Firefly Neuroscience is registering up to $250,000,000 of securities, including common stock, preferred stock, debt securities, warrants, subscription rights, and units, which may be offered in one or more future transactions.
Is the Firefly Neuroscience (AIFF) S-3 shelf a primary offering or resale?
The registration statement allows primary offerings by Firefly Neuroscience, meaning the company may sell the registered securities itself to raise capital, with terms detailed in later prospectus supplements.
How many Firefly Neuroscience (AIFF) shares are currently outstanding?
As of December 2, 2025, Firefly Neuroscience had 13,492,928 shares of common stock outstanding, held by approximately 356 stockholders of record.
Where is Firefly Neuroscience (AIFF) stock listed and what was the recent price?
Firefly Neuroscience’s common stock is listed on the Nasdaq Capital Market under the symbol “AIFF”. On December 2, 2025, the last reported sale price was $1.61 per share.
How does Firefly Neuroscience (AIFF) plan to use proceeds from future offerings off this shelf?
The company currently intends to use any net proceeds from securities sold under this prospectus for treasury strategy, working capital, and general corporate purposes, with specifics to be described in each prospectus supplement.
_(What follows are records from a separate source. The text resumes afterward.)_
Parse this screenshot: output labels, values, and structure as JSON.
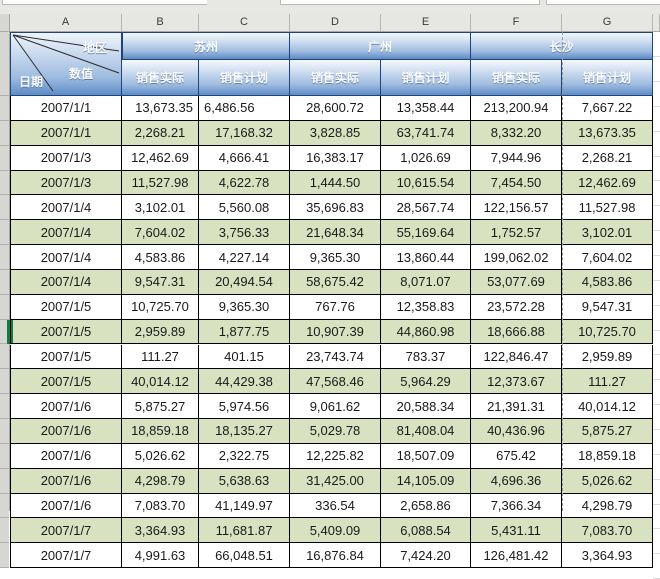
{
  "spreadsheet": {
    "column_headers": [
      "A",
      "B",
      "C",
      "D",
      "E",
      "F",
      "G"
    ],
    "corner": {
      "region_label": "地区",
      "value_label": "数值",
      "date_label": "日期"
    },
    "region_groups": [
      {
        "name": "苏州",
        "columns": [
          "B",
          "C"
        ]
      },
      {
        "name": "广州",
        "columns": [
          "D",
          "E"
        ]
      },
      {
        "name": "长沙",
        "columns": [
          "F",
          "G"
        ]
      }
    ],
    "sub_headers": [
      "销售实际",
      "销售计划",
      "销售实际",
      "销售计划",
      "销售实际",
      "销售计划"
    ],
    "selected_row_index": 9,
    "page_break_after_column": "F",
    "colors": {
      "header_gradient_top": "#f4f8fd",
      "header_gradient_bottom": "#5c8bc6",
      "header_border": "#20447a",
      "banded_row": "#d9e2c0",
      "plain_row": "#ffffff",
      "selection_marker": "#107c41",
      "grid_line": "#000000",
      "column_header_bar": "#e6e6e3"
    },
    "rows": [
      {
        "date": "2007/1/1",
        "values": [
          "13,673.35",
          "6,486.56",
          "28,600.72",
          "13,358.44",
          "213,200.94",
          "7,667.22"
        ]
      },
      {
        "date": "2007/1/1",
        "values": [
          "2,268.21",
          "17,168.32",
          "3,828.85",
          "63,741.74",
          "8,332.20",
          "13,673.35"
        ]
      },
      {
        "date": "2007/1/3",
        "values": [
          "12,462.69",
          "4,666.41",
          "16,383.17",
          "1,026.69",
          "7,944.96",
          "2,268.21"
        ]
      },
      {
        "date": "2007/1/3",
        "values": [
          "11,527.98",
          "4,622.78",
          "1,444.50",
          "10,615.54",
          "7,454.50",
          "12,462.69"
        ]
      },
      {
        "date": "2007/1/4",
        "values": [
          "3,102.01",
          "5,560.08",
          "35,696.83",
          "28,567.74",
          "122,156.57",
          "11,527.98"
        ]
      },
      {
        "date": "2007/1/4",
        "values": [
          "7,604.02",
          "3,756.33",
          "21,648.34",
          "55,169.64",
          "1,752.57",
          "3,102.01"
        ]
      },
      {
        "date": "2007/1/4",
        "values": [
          "4,583.86",
          "4,227.14",
          "9,365.30",
          "13,860.44",
          "199,062.02",
          "7,604.02"
        ]
      },
      {
        "date": "2007/1/4",
        "values": [
          "9,547.31",
          "20,494.54",
          "58,675.42",
          "8,071.07",
          "53,077.69",
          "4,583.86"
        ]
      },
      {
        "date": "2007/1/5",
        "values": [
          "10,725.70",
          "9,365.30",
          "767.76",
          "12,358.83",
          "23,572.28",
          "9,547.31"
        ]
      },
      {
        "date": "2007/1/5",
        "values": [
          "2,959.89",
          "1,877.75",
          "10,907.39",
          "44,860.98",
          "18,666.88",
          "10,725.70"
        ]
      },
      {
        "date": "2007/1/5",
        "values": [
          "111.27",
          "401.15",
          "23,743.74",
          "783.37",
          "122,846.47",
          "2,959.89"
        ]
      },
      {
        "date": "2007/1/5",
        "values": [
          "40,014.12",
          "44,429.38",
          "47,568.46",
          "5,964.29",
          "12,373.67",
          "111.27"
        ]
      },
      {
        "date": "2007/1/6",
        "values": [
          "5,875.27",
          "5,974.56",
          "9,061.62",
          "20,588.34",
          "21,391.31",
          "40,014.12"
        ]
      },
      {
        "date": "2007/1/6",
        "values": [
          "18,859.18",
          "18,135.27",
          "5,029.78",
          "81,408.04",
          "40,436.96",
          "5,875.27"
        ]
      },
      {
        "date": "2007/1/6",
        "values": [
          "5,026.62",
          "2,322.75",
          "12,225.82",
          "18,507.09",
          "675.42",
          "18,859.18"
        ]
      },
      {
        "date": "2007/1/6",
        "values": [
          "4,298.79",
          "5,638.63",
          "31,425.00",
          "14,105.09",
          "4,696.36",
          "5,026.62"
        ]
      },
      {
        "date": "2007/1/6",
        "values": [
          "7,083.70",
          "41,149.97",
          "336.54",
          "2,658.86",
          "7,366.34",
          "4,298.79"
        ]
      },
      {
        "date": "2007/1/7",
        "values": [
          "3,364.93",
          "11,681.87",
          "5,409.09",
          "6,088.54",
          "5,431.11",
          "7,083.70"
        ]
      },
      {
        "date": "2007/1/7",
        "values": [
          "4,991.63",
          "66,048.51",
          "16,876.84",
          "7,424.20",
          "126,481.42",
          "3,364.93"
        ]
      }
    ]
  }
}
What business is Firefly Neuroscience (AIFF) in?
Firefly Neuroscience is an AI technology company focused on neuroscientific solutions for mental illnesses and neurological disorders, including its FDA 510(k)-cleared BNA™ Brain Network Analytics and the Evox System for EEG-based brain assessments.
Are there limits on how much Firefly Neuroscience (AIFF) can sell under this shelf at once?
Under General Instruction I.B.6, while the public float of non-affiliate common stock is below $75.0 million, Firefly will not sell more than one-third of that aggregate market value in primary offerings during any twelve-month period.